June 29th outage – post mortem
The SurveyToGo servers were down on Friday, June 29th 2012 from ~5:30pm – 7:00pm GMT+2. During the outage offline data collection was not affected however, access to the SurveyToGo Studio was down along with the ability to upload collected data. Once the service was restored all collected data was uploaded and access to the SurveyToGo Studio was restored.
The SurveyToGo offering is hosted on the Amazon AWS cloud along with businesses such as Instagram, Pinterest, Netflix etc.. Amazon provides for a very solid cloud offering.

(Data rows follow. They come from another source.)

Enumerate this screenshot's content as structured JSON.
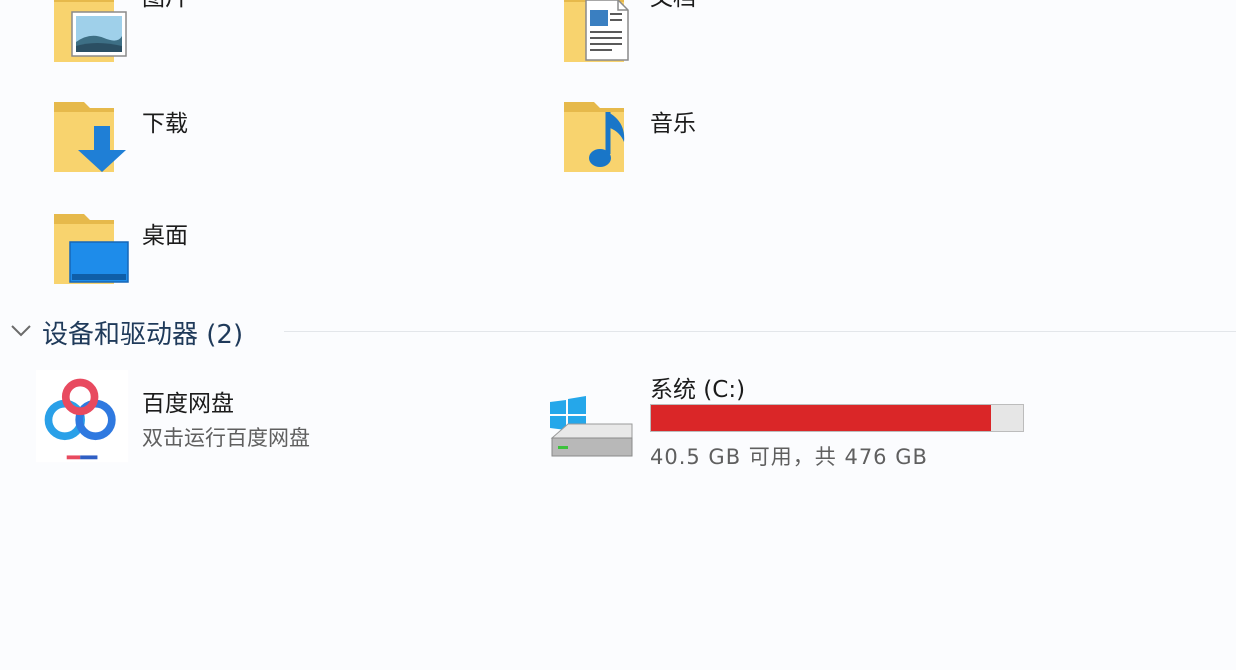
{
  "folders": [
    {
      "label": "图片",
      "icon": "pictures-folder-icon"
    },
    {
      "label": "文档",
      "icon": "documents-folder-icon"
    },
    {
      "label": "下载",
      "icon": "downloads-folder-icon"
    },
    {
      "label": "音乐",
      "icon": "music-folder-icon"
    },
    {
      "label": "桌面",
      "icon": "desktop-folder-icon"
    }
  ],
  "devices_section": {
    "title": "设备和驱动器 (2)",
    "icon": "chevron-down-icon"
  },
  "devices": [
    {
      "name": "百度网盘",
      "subtitle": "双击运行百度网盘",
      "icon": "baidu-netdisk-icon"
    },
    {
      "name": "系统 (C:)",
      "space_text": "40.5 GB 可用，共 476 GB",
      "used_fraction": 0.915,
      "icon": "windows-drive-icon",
      "bar_color": "#da2628"
    }
  ]
}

The origin of this outage is major storms that swept through the eastern United States Friday evening. The storms knocked out Amazon Web Services’ North Virginia hub, causing SurveyToGo along with a bunch of popular social sites like Pinterest, Netflix, Instagram and SocialFlow to go down and out for a few hours. More about this can be found here: http://thenextweb.com/insider/2012/06/30/amazon-web-services-outage-causes-netflix-instagram-heroku-and-more-to-grind-to-a-halt/
While SurveyToGo runs in a fully mirrored environment to overcome local Amazon availability zone issues, the power loss that hit the Amazon East region was so extensive and affected multiple availability zones along with the Amazon management console, leaving zero chance for our local measures to be of any use.

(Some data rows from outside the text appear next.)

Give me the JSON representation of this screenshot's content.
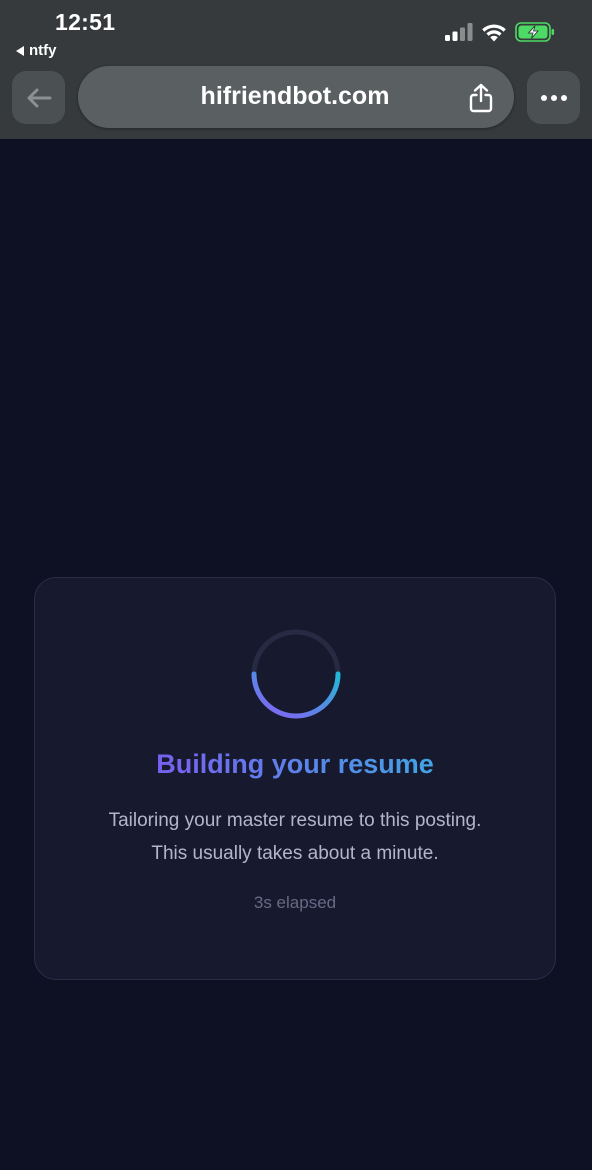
{
  "status_bar": {
    "time": "12:51",
    "back_app_label": "ntfy",
    "icons": [
      "cellular-signal-icon",
      "wifi-icon",
      "battery-charging-icon"
    ],
    "battery_color": "#4cd964"
  },
  "browser": {
    "url": "hifriendbot.com",
    "back_icon": "arrow-left-icon",
    "share_icon": "share-icon",
    "more_icon": "ellipsis-icon"
  },
  "loading_card": {
    "title": "Building your resume",
    "subtitle_line1": "Tailoring your master resume to this posting.",
    "subtitle_line2": "This usually takes about a minute.",
    "elapsed": "3s elapsed",
    "spinner_colors": [
      "#8b5cf6",
      "#22b8d6"
    ],
    "title_gradient": [
      "#7c5cf0",
      "#3fa8e4"
    ]
  },
  "colors": {
    "page_background": "#0e1124",
    "card_background": "#171a2e",
    "chrome_background": "#363a3d"
  }
}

Every service disruption is a chance to learn and make ourselves better. In this case, the power loss to AWS was so extensive that from a technical architecture perspective there isn’t much we could have done to reasonably prepare for it. However, for Dooblo, the lessons learned concentrate around the following:
- Customer notification of service issues and customer updates.
- Better monitoring facilities and more exposed one so that customers will have a go-to web page for status updates and availability queries.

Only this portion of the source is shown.